IME for Bulgarian government measures: insufficient cost cut, insanity on the labor market
Ralitsa Kovacheva, 5 April 2010
The government’s crisis measures are not tailored to fit in the budget hole and cannot not fill it, according to the economists from the Institute for Market Economy. In their analysis of the 60 measures they commented that they are much broader than expected. In this sense the document “lost its focus on the budget, thus preventing the proposed measures from bringing the expected effect of about 1.6 billion levs additional income.”
According to the annalists, there is one leading anti-crisis and budgetary measure: 10% reduction of administrative expenditure. The government’s plans are that this would save 450 million levs (230 million euro) of the budget which is almost one third of the needed result. The question is where the rest of the money up to 1.6 billion levs (0.82 million euro) would come from.
The economists noted the aim of collecting half a billion levs from CO2 emissions sales as quite conditional. The other main source of revenues - privatization, even if it could contribute to the revenues that are needed, “it would be recorded in a footnote in the budget, i.e. as financing the deficit, not as budget revenue”.
The assessment of IME for the fiscal measures is positive in general, except for some completely unclear ones as: "Collection of additional internal and external financial resources in support of the fiscal reserve”. The analysts gave a negative assessment for: “Silver Fund investment regime liberalization which allows investing in low risk Bulgarian financial instruments.” According to the analysts this measure will not help the budget deficit, but rather poses a serious risk to it.
There is a critical attitude towards measures that allow different treatment of some social or business groups. For example, the change in the way of taxation of insurance premiums has been criticized by economists, arguing that "the insurance business is a business like any other and should be levied on its profits. Any other "balancing tricks,” show tendentious respect and a searching of victims.”
With regard to the so called luxury tax ("Doubling the tax for housing estimated to cost more than 300, 000 levs (153,000 euro) and the tax on cars with an insurance value of over 70 thousand (35,000 euro), tripling the tax on personal yachts and airplanes"), IME's position is clear:
“We have always defended the idea of tax equity, because the higher tax base anyway supposes higher absolute tax amount. Most likely local taxes collection would drop additionally and the final effect could be negative. Collecting additional tax on yachts and planes would be close to zero because these "luxury goods" can easily be registered in countries with more favourable taxation regime. A pure populist measure.”

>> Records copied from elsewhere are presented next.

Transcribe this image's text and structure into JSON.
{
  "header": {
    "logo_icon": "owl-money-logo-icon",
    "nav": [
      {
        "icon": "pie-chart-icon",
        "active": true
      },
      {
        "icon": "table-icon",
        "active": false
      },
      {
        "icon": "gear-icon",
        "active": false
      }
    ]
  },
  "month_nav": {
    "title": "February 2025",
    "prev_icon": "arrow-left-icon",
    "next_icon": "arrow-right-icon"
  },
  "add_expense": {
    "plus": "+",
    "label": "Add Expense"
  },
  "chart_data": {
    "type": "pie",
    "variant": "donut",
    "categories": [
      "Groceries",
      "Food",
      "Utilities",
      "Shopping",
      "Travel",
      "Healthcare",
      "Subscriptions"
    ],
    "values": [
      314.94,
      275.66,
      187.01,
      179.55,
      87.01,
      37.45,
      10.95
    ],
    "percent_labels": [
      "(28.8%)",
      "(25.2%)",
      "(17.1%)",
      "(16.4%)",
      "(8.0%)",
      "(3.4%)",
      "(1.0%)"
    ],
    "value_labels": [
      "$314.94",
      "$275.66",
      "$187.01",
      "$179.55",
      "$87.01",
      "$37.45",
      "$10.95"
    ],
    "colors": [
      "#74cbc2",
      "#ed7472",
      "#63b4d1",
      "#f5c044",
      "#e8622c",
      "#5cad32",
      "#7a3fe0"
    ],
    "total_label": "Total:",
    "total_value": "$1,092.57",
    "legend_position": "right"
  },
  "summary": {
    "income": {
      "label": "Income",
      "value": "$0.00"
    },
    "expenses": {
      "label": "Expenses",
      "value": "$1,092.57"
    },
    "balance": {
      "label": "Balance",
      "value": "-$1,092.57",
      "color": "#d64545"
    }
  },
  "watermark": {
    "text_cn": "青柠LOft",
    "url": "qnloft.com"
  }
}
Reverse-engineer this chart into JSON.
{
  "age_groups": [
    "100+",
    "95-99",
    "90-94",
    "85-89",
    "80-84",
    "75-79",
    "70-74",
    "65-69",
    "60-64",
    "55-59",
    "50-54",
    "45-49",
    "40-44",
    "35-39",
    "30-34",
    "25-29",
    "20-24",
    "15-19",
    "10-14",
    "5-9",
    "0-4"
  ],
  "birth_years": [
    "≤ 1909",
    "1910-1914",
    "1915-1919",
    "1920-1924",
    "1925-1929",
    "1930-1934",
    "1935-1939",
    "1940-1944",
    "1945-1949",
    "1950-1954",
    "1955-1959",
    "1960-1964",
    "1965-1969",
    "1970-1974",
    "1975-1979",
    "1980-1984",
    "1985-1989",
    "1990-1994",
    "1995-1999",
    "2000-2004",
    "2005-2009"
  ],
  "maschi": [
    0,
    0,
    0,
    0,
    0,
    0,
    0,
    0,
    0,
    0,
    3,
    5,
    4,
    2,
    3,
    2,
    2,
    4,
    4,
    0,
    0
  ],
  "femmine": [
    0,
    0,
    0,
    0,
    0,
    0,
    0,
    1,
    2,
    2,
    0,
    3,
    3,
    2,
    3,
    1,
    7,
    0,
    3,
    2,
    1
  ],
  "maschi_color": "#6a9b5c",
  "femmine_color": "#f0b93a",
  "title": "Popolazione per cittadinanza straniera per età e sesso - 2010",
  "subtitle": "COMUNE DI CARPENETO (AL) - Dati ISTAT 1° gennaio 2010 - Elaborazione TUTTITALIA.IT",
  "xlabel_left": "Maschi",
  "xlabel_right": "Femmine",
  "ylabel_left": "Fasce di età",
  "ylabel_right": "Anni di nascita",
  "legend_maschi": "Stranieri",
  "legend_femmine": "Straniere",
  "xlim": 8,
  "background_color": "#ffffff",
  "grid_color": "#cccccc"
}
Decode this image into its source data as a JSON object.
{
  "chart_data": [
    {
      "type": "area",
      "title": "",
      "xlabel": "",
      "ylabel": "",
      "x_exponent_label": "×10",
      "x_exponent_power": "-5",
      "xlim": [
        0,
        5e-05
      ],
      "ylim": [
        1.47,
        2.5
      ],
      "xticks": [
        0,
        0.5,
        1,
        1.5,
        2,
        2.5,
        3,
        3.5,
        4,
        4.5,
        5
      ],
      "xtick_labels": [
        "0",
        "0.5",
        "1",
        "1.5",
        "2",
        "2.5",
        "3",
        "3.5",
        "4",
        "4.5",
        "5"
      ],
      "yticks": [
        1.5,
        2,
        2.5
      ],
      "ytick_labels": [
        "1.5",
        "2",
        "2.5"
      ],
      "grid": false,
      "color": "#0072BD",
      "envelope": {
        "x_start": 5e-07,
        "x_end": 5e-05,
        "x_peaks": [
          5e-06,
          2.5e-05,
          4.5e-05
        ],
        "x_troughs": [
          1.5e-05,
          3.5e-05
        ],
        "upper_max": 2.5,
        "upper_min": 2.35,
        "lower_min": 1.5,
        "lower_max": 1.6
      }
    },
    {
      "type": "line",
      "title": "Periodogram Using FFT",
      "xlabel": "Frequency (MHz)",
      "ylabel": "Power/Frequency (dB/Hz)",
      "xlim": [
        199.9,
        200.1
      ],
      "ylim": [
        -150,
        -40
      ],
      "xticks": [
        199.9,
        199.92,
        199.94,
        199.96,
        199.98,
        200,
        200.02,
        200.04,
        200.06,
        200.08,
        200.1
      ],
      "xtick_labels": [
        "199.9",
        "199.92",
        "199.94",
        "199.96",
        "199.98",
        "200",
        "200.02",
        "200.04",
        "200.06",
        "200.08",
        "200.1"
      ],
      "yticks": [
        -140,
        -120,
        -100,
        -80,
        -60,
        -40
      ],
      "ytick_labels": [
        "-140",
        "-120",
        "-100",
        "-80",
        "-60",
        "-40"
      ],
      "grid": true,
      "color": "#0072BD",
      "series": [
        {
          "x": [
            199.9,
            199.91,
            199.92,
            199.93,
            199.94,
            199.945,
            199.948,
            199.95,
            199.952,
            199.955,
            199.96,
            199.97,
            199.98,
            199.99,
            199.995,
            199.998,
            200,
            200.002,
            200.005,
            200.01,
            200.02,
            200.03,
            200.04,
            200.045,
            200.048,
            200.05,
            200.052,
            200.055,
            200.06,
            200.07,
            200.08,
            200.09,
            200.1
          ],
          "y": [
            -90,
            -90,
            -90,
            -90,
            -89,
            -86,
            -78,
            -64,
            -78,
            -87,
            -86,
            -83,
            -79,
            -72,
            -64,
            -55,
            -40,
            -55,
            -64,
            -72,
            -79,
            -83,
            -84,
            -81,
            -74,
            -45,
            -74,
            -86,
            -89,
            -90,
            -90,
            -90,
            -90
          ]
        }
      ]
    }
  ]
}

Entirely positive is the assessment of the measures that lead to public spending cuts - as mentioned above, according to the analysts, this is the leading and the most important measure. Except the decision for “additional subsidy for the Ministry of Labour and Social Policy for activities of social assistance from the state budget”, arguing that “it is an enormous resource that would neutralize the effect of many of the positive measures.”
There is a 100 % support for the measures aimed at restoring state fiscal discipline, because they are related to the axioms - that contracts and deadlines must be respected.
The economists from IME are firmly against the increase of the capital of the Bulgarian Development Bank. This assessment is a logical consequence of IME's general position against the very existence of BDB and the controversial need of it: “The bank is not guided by market principles, politics is being involved which is worrying … One growing state bank hides many risks, not for the clients but for the taxpayers.”
Entirely negative is the assessment of the measures aimed at the labour market and those in support of the households. The liberal economists are consecutive and downright opponents of the trade union's dream of increasing minimal salary, which is about to be achieved by the crisis plan of the cabinet. But according to the Institute this would have the opposite effect, because it would lead to higher unemployment and increase grey economy. Removing the limit of compensations would reduce the stimulus for finding jobs and would lead to enormous budget spending, which will be paid by the people who are still working.
According to the economists, “one of the worst measures in the whole plan” is giving the Minister of Labour and Social Affairs more rights to dictate conditions to the private businesses in terms of salaries, working time etc. The sector organizations, that are monopolistic and quasi-state, should be completely removed, rather than get more power.
The good news is, that for now there would be no rising of basic taxes, but balancing the budget would require additional spending cut. According to the analysts, administration cuts are extremely necessary but insufficient to balance the budget. And the measures on labor market are defined like “insanity”.
“These are the measures expected to balance the budget, but they may be insufficient. Higher VAT is not a good idea; it has not been accepted by the society and may drop out. This means that the budget hole may not be filled in without spending more on extra related measures. The state should seriously reduce its expenditure. Everything else is secondary.”
The conclusion, according to IME: the budget is under a very serious treat!